Takazawa et al. Abs. of JpGU, SCG49-10, 2019.
Tamura et al., Abs. of JpGU, SCG54-P08, 2018.
Zhilman et al., Lithos, 323, 103–124, 2018.
We analyzed Sr isotopic and trace element compositions of gabbros and peridotites (dunite and harzburgite) collected from the drilling CM1A site that penetrates the crustal-mantle boundary of the Wadi Tayin massif in the southern Oman ophiolite. The core sample is 404.15 m in length, composed mainly with olivine gabbro in the upper 160 m of the core (Layered Gabbro sequence: Sequence I), with massive dunite from 160 m to 310 m (Crust-Mantle Transition sequence) that is divided into the upper 90 m Dunite sequence (Sequence II) and the lower 60 m Dunite with Gabbro Sequence (Sequence III), and with deeper harzburgite (Mantle sequence; Sequence IV) (Tamura et al., 2018; Takazawa et al., 2019).
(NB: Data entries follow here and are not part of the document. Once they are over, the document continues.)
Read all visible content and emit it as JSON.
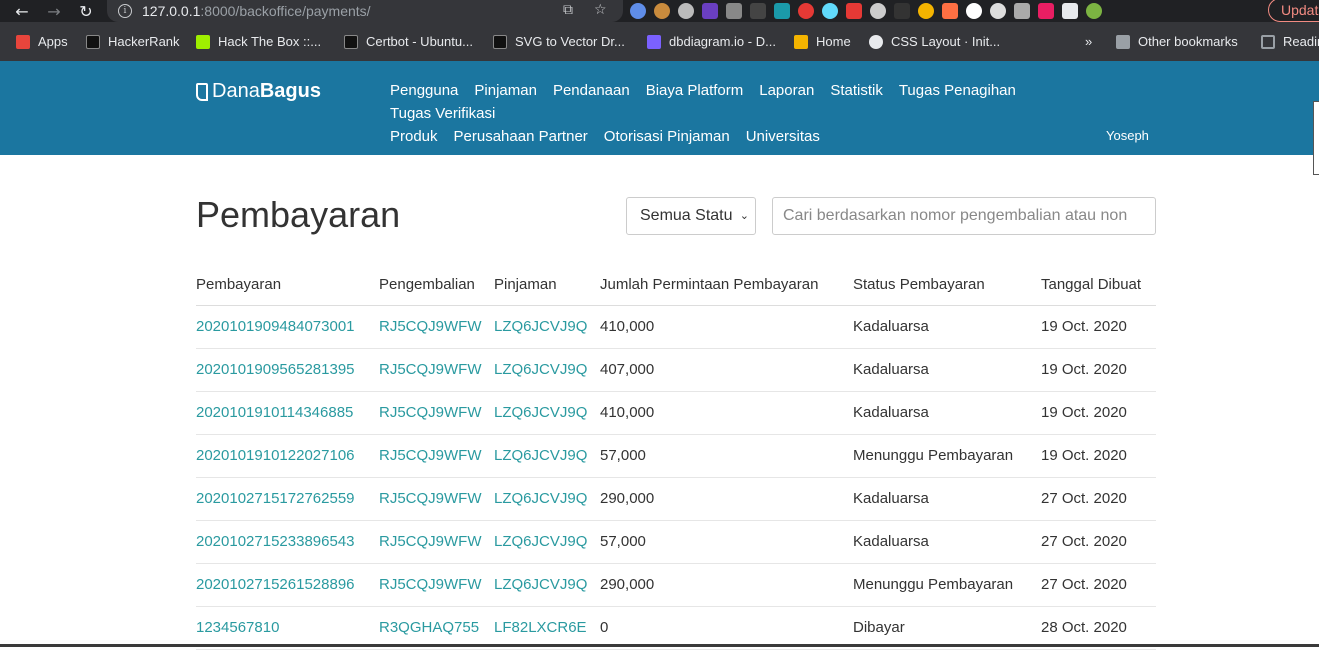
{
  "browser": {
    "url_host": "127.0.0.1",
    "url_rest": ":8000/backoffice/payments/",
    "update_label": "Updat",
    "bookmarks": [
      {
        "label": "Apps",
        "color": "#e8453c"
      },
      {
        "label": "HackerRank",
        "color": "#111"
      },
      {
        "label": "Hack The Box ::...",
        "color": "#9fef00"
      },
      {
        "label": "Certbot - Ubuntu...",
        "color": "#111"
      },
      {
        "label": "SVG to Vector Dr...",
        "color": "#111"
      },
      {
        "label": "dbdiagram.io - D...",
        "color": "#7b61ff"
      },
      {
        "label": "Home",
        "color": "#f4b400"
      },
      {
        "label": "CSS Layout · Init...",
        "color": "#e8eaed"
      },
      {
        "label": "Other bookmarks",
        "color": "#9aa0a6"
      },
      {
        "label": "Readin",
        "color": "#9aa0a6"
      }
    ]
  },
  "header": {
    "logo_light": "Dana",
    "logo_bold": "Bagus",
    "menu": [
      "Pengguna",
      "Pinjaman",
      "Pendanaan",
      "Biaya Platform",
      "Laporan",
      "Statistik",
      "Tugas Penagihan",
      "Tugas Verifikasi",
      "Produk",
      "Perusahaan Partner",
      "Otorisasi Pinjaman",
      "Universitas"
    ],
    "user": "Yoseph",
    "color": "#1b76a0"
  },
  "main": {
    "title": "Pembayaran",
    "status_filter": "Semua Statu",
    "search_placeholder": "Cari berdasarkan nomor pengembalian atau non",
    "columns": [
      "Pembayaran",
      "Pengembalian",
      "Pinjaman",
      "Jumlah Permintaan Pembayaran",
      "Status Pembayaran",
      "Tanggal Dibuat"
    ],
    "rows": [
      [
        "2020101909484073001",
        "RJ5CQJ9WFW",
        "LZQ6JCVJ9Q",
        "410,000",
        "Kadaluarsa",
        "19 Oct. 2020"
      ],
      [
        "2020101909565281395",
        "RJ5CQJ9WFW",
        "LZQ6JCVJ9Q",
        "407,000",
        "Kadaluarsa",
        "19 Oct. 2020"
      ],
      [
        "2020101910114346885",
        "RJ5CQJ9WFW",
        "LZQ6JCVJ9Q",
        "410,000",
        "Kadaluarsa",
        "19 Oct. 2020"
      ],
      [
        "2020101910122027106",
        "RJ5CQJ9WFW",
        "LZQ6JCVJ9Q",
        "57,000",
        "Menunggu Pembayaran",
        "19 Oct. 2020"
      ],
      [
        "2020102715172762559",
        "RJ5CQJ9WFW",
        "LZQ6JCVJ9Q",
        "290,000",
        "Kadaluarsa",
        "27 Oct. 2020"
      ],
      [
        "2020102715233896543",
        "RJ5CQJ9WFW",
        "LZQ6JCVJ9Q",
        "57,000",
        "Kadaluarsa",
        "27 Oct. 2020"
      ],
      [
        "2020102715261528896",
        "RJ5CQJ9WFW",
        "LZQ6JCVJ9Q",
        "290,000",
        "Menunggu Pembayaran",
        "27 Oct. 2020"
      ],
      [
        "1234567810",
        "R3QGHAQ755",
        "LF82LXCR6E",
        "0",
        "Dibayar",
        "28 Oct. 2020"
      ]
    ],
    "link_color": "#2a9aa0"
  }
}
The Sr isotopic variations of eight gabbro samples in Sequence I is small (87Sr/86Sr = 0.7030 to 0.7033). The 87Sr/86Sr ratios of dunites are higher than those of the gabbros and decrease from 0.7072 in sequence I to 0.7039 in lower part of Sequence II and Sequence III through 0.7042 in upper part of Sequence II. The harzburgite in the Sequence IV shows slightly higher 87Sr/86Sr ratio (0.7040) than the dunites in Sequence II and III.
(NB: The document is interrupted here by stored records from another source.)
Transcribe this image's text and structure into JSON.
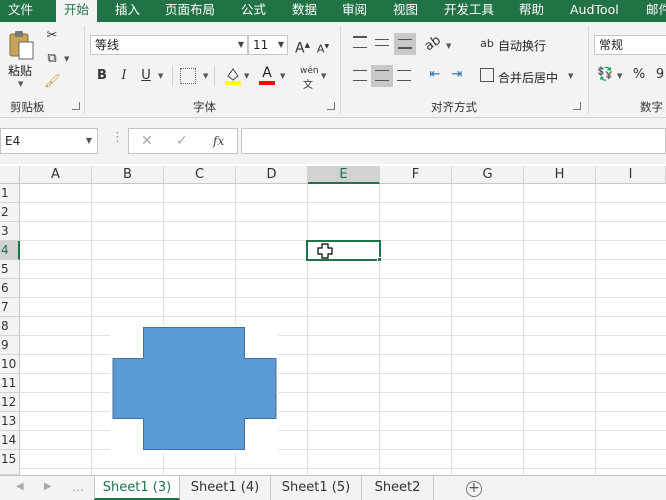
{
  "menu": {
    "tabs": [
      {
        "label": "文件"
      },
      {
        "label": "开始"
      },
      {
        "label": "插入"
      },
      {
        "label": "页面布局"
      },
      {
        "label": "公式"
      },
      {
        "label": "数据"
      },
      {
        "label": "审阅"
      },
      {
        "label": "视图"
      },
      {
        "label": "开发工具"
      },
      {
        "label": "帮助"
      },
      {
        "label": "AudTool"
      },
      {
        "label": "邮件"
      }
    ]
  },
  "ribbon": {
    "clipboard": {
      "label": "剪贴板",
      "paste_label": "粘贴"
    },
    "font": {
      "label": "字体",
      "font_name": "等线",
      "font_size": "11",
      "grow": "A",
      "shrink": "A",
      "bold": "B",
      "italic": "I",
      "underline": "U",
      "font_color": "A",
      "phonetic": "wén"
    },
    "alignment": {
      "label": "对齐方式",
      "wrap_text": "自动换行",
      "merge_center": "合并后居中"
    },
    "number": {
      "label": "数字",
      "format": "常规",
      "percent": "%",
      "comma": "9"
    }
  },
  "formula_bar": {
    "name_box": "E4",
    "fx": "fx",
    "formula": ""
  },
  "grid": {
    "columns": [
      "A",
      "B",
      "C",
      "D",
      "E",
      "F",
      "G",
      "H",
      "I"
    ],
    "rows": [
      "1",
      "2",
      "3",
      "4",
      "5",
      "6",
      "7",
      "8",
      "9",
      "10",
      "11",
      "12",
      "13",
      "14",
      "15"
    ],
    "selected_cell": "E4"
  },
  "shape": {
    "type": "cross",
    "color": "#5b9bd5",
    "border": "#41719c"
  },
  "sheets": [
    {
      "name": "Sheet1 (3)",
      "active": true
    },
    {
      "name": "Sheet1 (4)",
      "active": false
    },
    {
      "name": "Sheet1 (5)",
      "active": false
    },
    {
      "name": "Sheet2",
      "active": false
    }
  ],
  "colors": {
    "accent": "#217346"
  }
}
The Sr isotopic variations of the gabbros of Sequence I is consistent with those of fresh gabbros in the Ibra massif of the southern part of the Oman ophiolite (0.7028 – 0.7033; Lanphere et a., 1986; Zhilman et al., 2018), but the Sr isotopic ratio of the Sequence I dunite is higher than them. This difference might depend on degree of alteration (gabrros = 11 - 16 %, dunite = 80 %). The dunite of Sequence I shows extensive enrichment of Th and U compared than the gabbros. The estimated Sr isotope ratio of the solution circulated in the Sequence I dunite is 0.70821 using the equation (1) of Kawahata et al (2001). The Sr isotopic variations of dunites from Sequence II and III do not simply correlate with degree of serpentinization. Degree of serpentinization and multi-element primordial mantle (PM) normalized patterns of these dunites are similar to each other. These results suggest that the hydrothermal fluid circulating at different depths shows different Sr isotope ratios. The Sequence IV harzburgites show various PM-normalized patterns and slightly higher Sr isotopic ratios compared than upper sequence dunites. This feature may be due to the influence of fluids from the metamorphic sole.
References:
Kawahata et al., JGR, 206, 11083-11099, 2001.
Lanphere et al., JGR, 86, 2709-2720, 1986.
Staudigel, Treatise on Geochemistry, 3, 511–535, 2003.
Takazawa et al. Abs. of JpGU, SCG49-10, 2019.
Tamura et al., Abs. of JpGU, SCG54-P08, 2018.
Zhilman et al., Lithos, 323, 103–124, 2018.